Pourquoi est-ce important de s’y intéresser?

Dans le contexte actuel, on parle beaucoup de milieux de travail inclusifs, ouverts et, misant sur l’intelligence collective. S’attaquer à l’intimidation silencieuse s’inscrit tout à fait dans cette démarche. De plus, il faut noter que l’intimidation silencieuse est un signe précurseur d’intimidation verbale et physique. Avant de passer aux actes, l’intimidateur vérifiera par de petits gestes s’il a du pouvoir sur l’autre. Mettre fin à ce genre d’attitude dès le départ permet d’éviter l’escalade.

Cela dit, il est assez rare de se rendre jusqu’à l’intimidation physique dans un cadre professionnel. Il n’en reste pas moins que, comme l’intimidation silencieuse est un phénomène difficile à dénoncer et ces comportements insidieux peuvent se répéter. Quand, tous les jours, une personne voit son collègue rouler des yeux lorsqu’elle parle ou qu’elle est ignorée par ses pairs, cela s’apparente à du harcèlement. Ce qui pousse les gens à se refermer sur eux-mêmes, à demander un congé d’invalidité et, parfois, à quitter leur poste.

Que peut-on faire pour prévenir l’intimidation silencieuse en entreprise et intervenir lorsqu’on y est confronté?

Je pense que cela passe beaucoup par la sensibilisation et la formation. Chaque fois que je parle d’intimidation silencieuse en entreprise, les comportements problématiques cessent tout de suite. C’est instantané parce qu’à partir du moment où on les nomme, on braque les projecteurs dessus et il devient impossible de ne plus les voir. Après, il est plus facile de dire à une personne que son attitude est inacceptable et de lui demander d’arrêter.

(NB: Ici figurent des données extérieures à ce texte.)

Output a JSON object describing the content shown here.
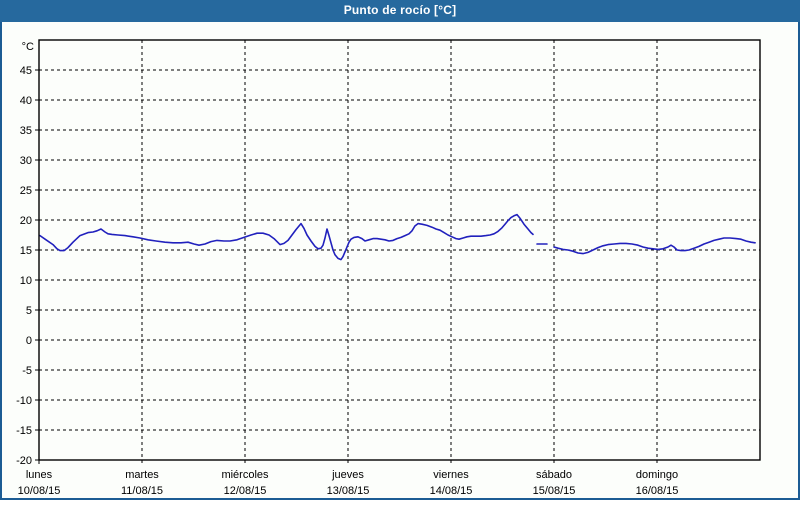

En parler permet aussi à l’intimidateur de prendre conscience que son comportement est inadéquat, ce qui est un premier pas vers la résolution. En effet, plusieurs ne réalisent pas les conséquences de leurs actes et agissent ainsi pour obtenir de l’attention. La victime a également la responsabilité de mettre son pied à terre et de relever les gestes qu’elle juge inacceptables. Finalement, les témoins ont aussi le pouvoir d’agir. À partir du moment où ils prennent connaissance du phénomène, ils doivent intervenir. C’est d’ailleurs ce pour quoi que j’ai titré mon livre «J’te vois!».

Quel message aimeriez-vous que les gens retiennent, à la lecture de cet ouvrage?

Je termine souvent mes conférences en disant : «Lorsque deux regards se croisent, c’est l’occasion de créer une nouvelle histoire». À travers un simple regard, je peux vous révéler que je vous aime bien, que je suis en désaccord avec vous, que je suis en colère. C’est ça, le guide «J’te vois!». Le regard qu’on porte sur l’autre a plus de pouvoir qu’on ne le pense, et c’est ce que j’aimerais que les gens retiennent. Je souhaiterais aussi qu’on transmette ce message à la prochaine génération, par une grande campagne de sensibilisation dans les écoles, mais aussi partout ailleurs. À partir du moment où on entend parler d’intimidation silencieuse, on ne peut plus en ignorer l’existence.